Jim Wilson, who can make a reasonable claim to be Mitt Romney’s most ardent fan, is back.

Three months after a mysterious fire destroyed the truck covered with Romney signs and American flags that Wilson had driven across the nation, the 70-year-old Army veteran pulled into a Paul Ryan rally in northwest Ohio on Monday, showing off the new wheels.

“It’s kind of like steering a sailboat in a gale. It has fins and wings but no rudder,” he said of the vehicle. Counting both trucks, Wilson estimates he has now driven 140,000 miles and been to 42 states to support Romney.

Now, I suppose it’s possible, were you a Republican, to make a case that you should vote for Romney, though the evidence for that proposition is pretty thin on the ground, but until today, I had been unaware that there was anyone who actually wanted to vote for Romney. I’m not too surprised, however. I represent disabled people, and I’ve long since learned that there are all different kinds of mental illness. Wilson’s variety is probably fairly harmless, since it doesn’t appear to be infectious.
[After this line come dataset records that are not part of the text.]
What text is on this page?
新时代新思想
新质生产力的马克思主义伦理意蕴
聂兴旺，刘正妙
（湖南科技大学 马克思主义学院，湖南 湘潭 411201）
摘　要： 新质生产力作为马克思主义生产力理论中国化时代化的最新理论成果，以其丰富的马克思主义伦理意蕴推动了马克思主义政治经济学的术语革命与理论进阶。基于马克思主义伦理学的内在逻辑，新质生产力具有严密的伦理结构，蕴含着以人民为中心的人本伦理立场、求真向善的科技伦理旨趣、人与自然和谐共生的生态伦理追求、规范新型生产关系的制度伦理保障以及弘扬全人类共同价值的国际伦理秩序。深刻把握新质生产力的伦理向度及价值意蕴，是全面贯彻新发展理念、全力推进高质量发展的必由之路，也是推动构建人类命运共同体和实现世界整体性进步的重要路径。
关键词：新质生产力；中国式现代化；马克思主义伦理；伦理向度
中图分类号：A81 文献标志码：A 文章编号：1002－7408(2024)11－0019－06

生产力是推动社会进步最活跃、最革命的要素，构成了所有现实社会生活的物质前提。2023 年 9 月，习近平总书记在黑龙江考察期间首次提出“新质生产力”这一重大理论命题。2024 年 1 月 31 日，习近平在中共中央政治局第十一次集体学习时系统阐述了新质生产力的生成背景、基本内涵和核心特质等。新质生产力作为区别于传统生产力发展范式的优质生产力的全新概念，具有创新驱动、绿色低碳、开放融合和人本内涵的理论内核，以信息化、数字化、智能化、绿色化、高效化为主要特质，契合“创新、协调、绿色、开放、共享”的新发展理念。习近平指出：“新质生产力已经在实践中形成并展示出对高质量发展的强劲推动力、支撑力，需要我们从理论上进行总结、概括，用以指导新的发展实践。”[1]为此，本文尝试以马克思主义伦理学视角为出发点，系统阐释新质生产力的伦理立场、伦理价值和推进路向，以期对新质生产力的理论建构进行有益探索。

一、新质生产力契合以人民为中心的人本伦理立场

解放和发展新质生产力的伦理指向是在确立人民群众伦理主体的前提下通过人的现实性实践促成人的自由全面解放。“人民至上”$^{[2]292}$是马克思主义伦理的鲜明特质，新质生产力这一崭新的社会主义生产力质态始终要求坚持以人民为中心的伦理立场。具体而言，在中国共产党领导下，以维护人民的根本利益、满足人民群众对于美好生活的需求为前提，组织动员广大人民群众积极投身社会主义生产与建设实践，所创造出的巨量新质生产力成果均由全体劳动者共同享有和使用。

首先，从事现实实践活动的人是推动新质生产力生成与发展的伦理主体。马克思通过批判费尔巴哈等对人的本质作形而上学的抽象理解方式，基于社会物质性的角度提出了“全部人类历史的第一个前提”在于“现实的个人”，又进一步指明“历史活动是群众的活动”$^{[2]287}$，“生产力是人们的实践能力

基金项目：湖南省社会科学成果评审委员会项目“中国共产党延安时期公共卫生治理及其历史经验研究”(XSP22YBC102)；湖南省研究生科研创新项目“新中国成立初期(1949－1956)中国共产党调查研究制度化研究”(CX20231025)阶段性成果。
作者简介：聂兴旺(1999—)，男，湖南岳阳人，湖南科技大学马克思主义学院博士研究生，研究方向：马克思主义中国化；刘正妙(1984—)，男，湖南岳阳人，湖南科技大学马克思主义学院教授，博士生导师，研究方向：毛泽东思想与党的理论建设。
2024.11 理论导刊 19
Meanwhile, on the campaign trail, the Republicans have taken to bashing China. It’s not something new to politics, but I would hazard a guess that never in American history has a party had to hide its agenda so much that it was forced to lie about its positions on almost every issue. If we were to believe their protestations, where would the Medicare hating, outsource loving, immigrant loathing cretins on the right turn for solace? Of course, they know very well that it’s all for show, so they have no trouble sticking with their guys. In the case of China we’ve got Paul Ryan decrying the loss of manufacturing jobs to China (course he doesn’t mention that his Number 1 man sent a lot of them there all by himself). But the tell comes at the end of the story, when someone in the crowd had the temerity (or, if a true fan, cluelessness) to ask if Ryan would actually do something substantive should he and Willard get in:

When one woman mentioned her employer had closed, and asked if it would be possible to penalize companies that transferred jobs to China, Ryan sidestepped the question.

Finally, I pointed out a while back that the Republicans have long since realized that you don’t need to fool all of the people all of the time, you only have to fool most of the people at election time. But what happens when you can’t even pull that off? Well, apparently the solution is to fool yourselves. Republicans are taking denialism to a new level. They deny science in order to fool most of the people, but apparently you can’t make a habit of denying the facts without needing to believe in a fantasy world yourself:

There are really only three ways to deal with all the evidence that Obama is ahead with time beginning to run out: (1) blame it on a bad Romney campaign; (2) argue some 1980-style “big shift” to Romney is inevitable and perhaps already baked into the cake; or (3) just deny it all on grounds most of the pollsters are wrong, biased or both.

Unsurprisingly, this last approach is wildly popular at the moment (Kirsanow mentions it as a possibility). It even has its own Prophet, a man named Dean Chambers who spends his time recalculating everybody’s horse-race polls and approval/disapproval numbers based on what they’d look like if they used Rasmussen’s Party ID weighting.

In other words: if you don’t like what the current electorate seems poised to do, create yourselves another one more to your suiting that’s older, whiter and more conservative just by putting your thumb on the scale (which is exactly what “Party ID weighting” amounts to, with varying degrees of semi-justification).

I for one, encourage the Republicans to continue to deny this little bit of reality. The more they believe the pollsters are lying, the less chance they’ll do anything to turn those polls around. But I do think they’re making a bit of an error here. There will come a discernible point at which the chickens will have come home to roost on this one. Global warming happens slowly, but elections happen all on one day. Will they be able to convince themselves that Romney actually won after Election Day? Stay tuned. If anyone can do it, the Republicans can. Having done all they could to steal this election by disenfranchising Democrats, they will have no trouble claiming that Obama and his Kenyan (or is it communist) co-conspirators somehow stole the election.